VCIVING is a project that intends to provide voice control for IVI. User speech is converted into internal commands that run on the system.
Operation of VCIVING is divided into 4 subsequent steps.
- Reading user's speech through microphone.
- Using a Speech-to-Text(STT) model / Speech Recognition Engine to obtain the text version of the speech.
- Interpretation of the recognized text using a trained model.
- Executing the task/process requested by the user/meant by the recognized text.
1.Reading user's speech through microphone
- This step involves grabbing all inputs through the microphone.
- Some technologies will be used later on to determine whether user's speech is really meant for VCIVING to process or not.
2.Using a STT model/Speech Recognizer to obtain the text version of the speech
- Speech from the microphone is obtained as a audio stream.
- This needs to be converted to text to be processed further.

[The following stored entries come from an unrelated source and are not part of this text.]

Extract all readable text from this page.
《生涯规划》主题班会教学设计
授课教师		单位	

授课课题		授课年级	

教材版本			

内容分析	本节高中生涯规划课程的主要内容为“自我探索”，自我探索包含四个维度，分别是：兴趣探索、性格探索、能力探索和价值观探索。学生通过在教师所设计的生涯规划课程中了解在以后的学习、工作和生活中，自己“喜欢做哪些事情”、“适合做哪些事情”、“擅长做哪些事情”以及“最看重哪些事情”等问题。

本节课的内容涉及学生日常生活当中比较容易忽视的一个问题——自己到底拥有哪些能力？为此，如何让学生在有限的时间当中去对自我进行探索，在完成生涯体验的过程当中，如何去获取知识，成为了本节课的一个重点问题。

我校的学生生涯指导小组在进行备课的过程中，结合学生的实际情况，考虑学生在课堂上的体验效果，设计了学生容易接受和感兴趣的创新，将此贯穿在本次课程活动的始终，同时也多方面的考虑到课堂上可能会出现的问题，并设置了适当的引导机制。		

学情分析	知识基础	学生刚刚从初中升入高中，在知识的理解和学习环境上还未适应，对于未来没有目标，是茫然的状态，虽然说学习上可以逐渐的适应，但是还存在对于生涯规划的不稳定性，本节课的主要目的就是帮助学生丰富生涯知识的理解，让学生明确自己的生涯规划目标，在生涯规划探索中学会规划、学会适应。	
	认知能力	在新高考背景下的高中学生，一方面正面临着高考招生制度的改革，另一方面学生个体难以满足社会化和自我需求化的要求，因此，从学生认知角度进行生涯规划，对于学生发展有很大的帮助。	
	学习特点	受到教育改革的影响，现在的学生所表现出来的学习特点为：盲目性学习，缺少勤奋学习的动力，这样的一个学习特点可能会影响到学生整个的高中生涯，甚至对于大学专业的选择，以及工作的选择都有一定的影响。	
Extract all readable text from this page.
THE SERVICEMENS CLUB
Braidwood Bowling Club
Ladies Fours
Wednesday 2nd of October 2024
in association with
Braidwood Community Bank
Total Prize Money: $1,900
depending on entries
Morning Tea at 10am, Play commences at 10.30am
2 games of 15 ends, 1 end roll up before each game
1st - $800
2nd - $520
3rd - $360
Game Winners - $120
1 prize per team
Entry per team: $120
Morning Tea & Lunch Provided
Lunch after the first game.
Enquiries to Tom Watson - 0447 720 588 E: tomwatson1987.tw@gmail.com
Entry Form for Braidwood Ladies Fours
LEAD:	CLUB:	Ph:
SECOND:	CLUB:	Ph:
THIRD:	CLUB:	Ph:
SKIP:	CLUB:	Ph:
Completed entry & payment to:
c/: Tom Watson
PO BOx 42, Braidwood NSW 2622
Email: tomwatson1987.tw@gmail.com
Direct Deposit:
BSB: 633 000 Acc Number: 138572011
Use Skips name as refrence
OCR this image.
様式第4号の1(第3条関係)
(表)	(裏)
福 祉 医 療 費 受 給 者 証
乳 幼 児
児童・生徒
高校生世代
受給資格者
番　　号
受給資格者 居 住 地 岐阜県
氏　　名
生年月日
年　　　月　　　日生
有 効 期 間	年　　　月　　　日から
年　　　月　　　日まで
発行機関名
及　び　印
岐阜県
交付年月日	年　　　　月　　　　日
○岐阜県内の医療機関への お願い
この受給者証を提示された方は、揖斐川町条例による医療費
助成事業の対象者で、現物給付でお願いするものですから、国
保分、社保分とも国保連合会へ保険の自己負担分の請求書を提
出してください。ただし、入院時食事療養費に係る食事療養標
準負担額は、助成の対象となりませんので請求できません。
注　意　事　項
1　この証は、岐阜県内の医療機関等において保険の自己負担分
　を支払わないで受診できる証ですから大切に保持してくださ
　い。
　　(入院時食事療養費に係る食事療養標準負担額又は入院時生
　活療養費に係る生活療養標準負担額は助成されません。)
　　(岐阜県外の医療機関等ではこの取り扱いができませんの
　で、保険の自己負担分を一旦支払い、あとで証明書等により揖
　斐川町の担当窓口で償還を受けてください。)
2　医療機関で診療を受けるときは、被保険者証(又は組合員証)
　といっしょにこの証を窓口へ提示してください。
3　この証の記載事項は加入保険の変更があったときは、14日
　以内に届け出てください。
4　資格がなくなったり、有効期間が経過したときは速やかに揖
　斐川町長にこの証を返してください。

- After eliminating noise, pre-trained models are used to convert the audio to text.
- If there is any valid speech in the audio received, it's text version is returned through the model/recognizer.
3.Interpretation of the recognized text of speech using a trained model
- After text version of the speech is obtained, our next attempt is to interpret it.
What we expect from the interpretation is the grabbing the underlying meaning of the text obtained.
- Text is passed through another pre-trained model which previously trained to classify phrases into different tasks we expect the system to perform for us.
The pre-trained model would have a set of tasks that were defined before the training process, so the model would find most suitable task for the phrase given as the input.
- Then the retrieved task is executed.
4.Executing the task/process requested by the user/meant by the recognized text
When the task is retrieved and executed, VCIVING interacts with the core IVI systems(and core systems of the smart vehicle) to run the desired task.
- The commands meant by the recognized text is passed to these tasks and processed inside them to grab necessary data to be passed into the core IVI system.
- This merely consists of interfaces which connects VCIVING to the core of IVI.